Second Wave Feminism Is Hot For Fall, If You Ask Lena Dunham And Gloria Steinem

Good ol’ second wave feminism is having a real moment, and the woman spearheading its revival is none other than Lena Dunham, the voice of a generation. We learned recently that she’s producing a pilot for HBO about a young magazine writer during the rise of second wave feminism. Now, we have a preview of the upcoming edition of Lenny, featuring their version of the Proust questionnaire in Elle with none other than Gloria Steinem, general badass and feminist hero, who was also recently profiled in The New Yorker.

The interview excerpt posted here is keeping in line with Lenny’s editorial ethos to publish content about both feminism and clothing, because above all, women are multi-faceted and chimerical beings, who care both about eyeliner and the election.

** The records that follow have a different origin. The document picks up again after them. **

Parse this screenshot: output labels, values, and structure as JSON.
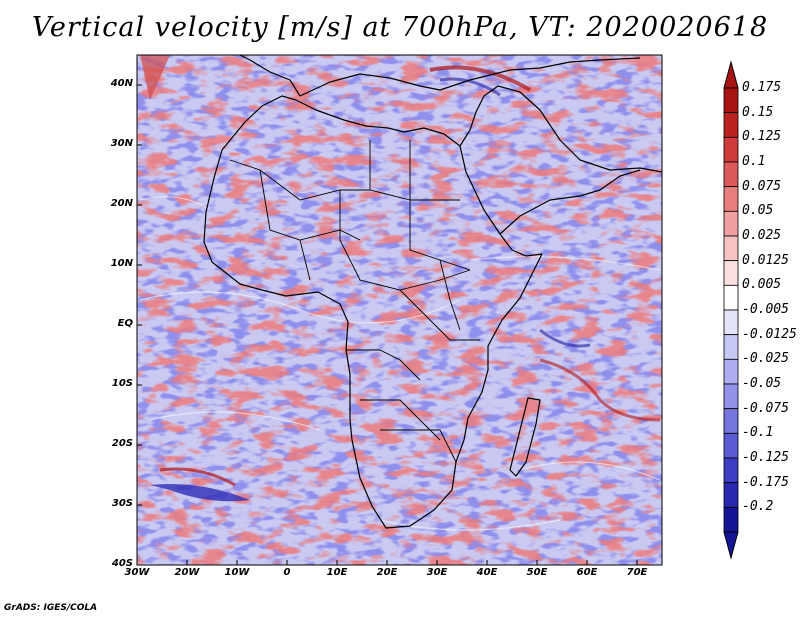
{
  "title": "Vertical velocity [m/s] at 700hPa, VT: 2020020618",
  "credit": "GrADS: IGES/COLA",
  "map": {
    "projection": "latlon",
    "lon_range": [
      -30,
      75
    ],
    "lat_range": [
      -40,
      45
    ],
    "lat_ticks": [
      {
        "lat": 40,
        "label": "40N"
      },
      {
        "lat": 30,
        "label": "30N"
      },
      {
        "lat": 20,
        "label": "20N"
      },
      {
        "lat": 10,
        "label": "10N"
      },
      {
        "lat": 0,
        "label": "EQ"
      },
      {
        "lat": -10,
        "label": "10S"
      },
      {
        "lat": -20,
        "label": "20S"
      },
      {
        "lat": -30,
        "label": "30S"
      },
      {
        "lat": -40,
        "label": "40S"
      }
    ],
    "lon_ticks": [
      {
        "lon": -30,
        "label": "30W"
      },
      {
        "lon": -20,
        "label": "20W"
      },
      {
        "lon": -10,
        "label": "10W"
      },
      {
        "lon": 0,
        "label": "0"
      },
      {
        "lon": 10,
        "label": "10E"
      },
      {
        "lon": 20,
        "label": "20E"
      },
      {
        "lon": 30,
        "label": "30E"
      },
      {
        "lon": 40,
        "label": "40E"
      },
      {
        "lon": 50,
        "label": "50E"
      },
      {
        "lon": 60,
        "label": "60E"
      },
      {
        "lon": 70,
        "label": "70E"
      }
    ]
  },
  "colorbar": {
    "levels": [
      "0.175",
      "0.15",
      "0.125",
      "0.1",
      "0.075",
      "0.05",
      "0.025",
      "0.0125",
      "0.005",
      "-0.005",
      "-0.0125",
      "-0.025",
      "-0.05",
      "-0.075",
      "-0.1",
      "-0.125",
      "-0.175",
      "-0.2"
    ],
    "colors": [
      "#a81414",
      "#bd2222",
      "#cf3a3a",
      "#de5a5a",
      "#e87e7e",
      "#f0a0a0",
      "#f6c2c2",
      "#fbe0e0",
      "#ffffff",
      "#e4e4fb",
      "#c8c8f6",
      "#aeaef0",
      "#9292e8",
      "#7676de",
      "#5a5ad2",
      "#3e3ec4",
      "#2828b0",
      "#141496"
    ]
  }
}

We learn that Gloria Steinem texts Kathy Najimy. Her favorite body part is her hands. Her favorite snack is chai. And, in a charming detail that says all you need to know about Steinem, the woman, the feminist and the person, her power outfit is “Boots, pants, a sweater or a T-shirt. A concha belt. Something that’s Native American or Indian, or something that has a resonance from the past before patriarchy came along.”

Nothing is explicitly wrong with this interview, or with celebrating the works and the life of Gloria Steinem, who has a new book coming out and has been working tirelessly for the majority of her career for the cause. But, it does seem strange that this resurgence of interest in the second wave is happening now, in a world where masses of women discuss intersectionality on the regular on Twitter and one of the most powerful women in television is a black woman who is completely unafraid to use her platform to talk about the coded language the media uses to talk about women of color.

We’re living in a world where intersectionality, inclusivity and equal representation for everybody, not just middle class white women railing against the patriarchy, are valuable, lively and important discussions to have. Supporting Steinem and honoring the work she’s done is fine. But, before we dive back into this nostalgia-fest, we should be careful. Feminism is an ever-changing and shifting juggernaut, but it’s crucial that we don’t disregard the work that came after, and the work that’s being done right now.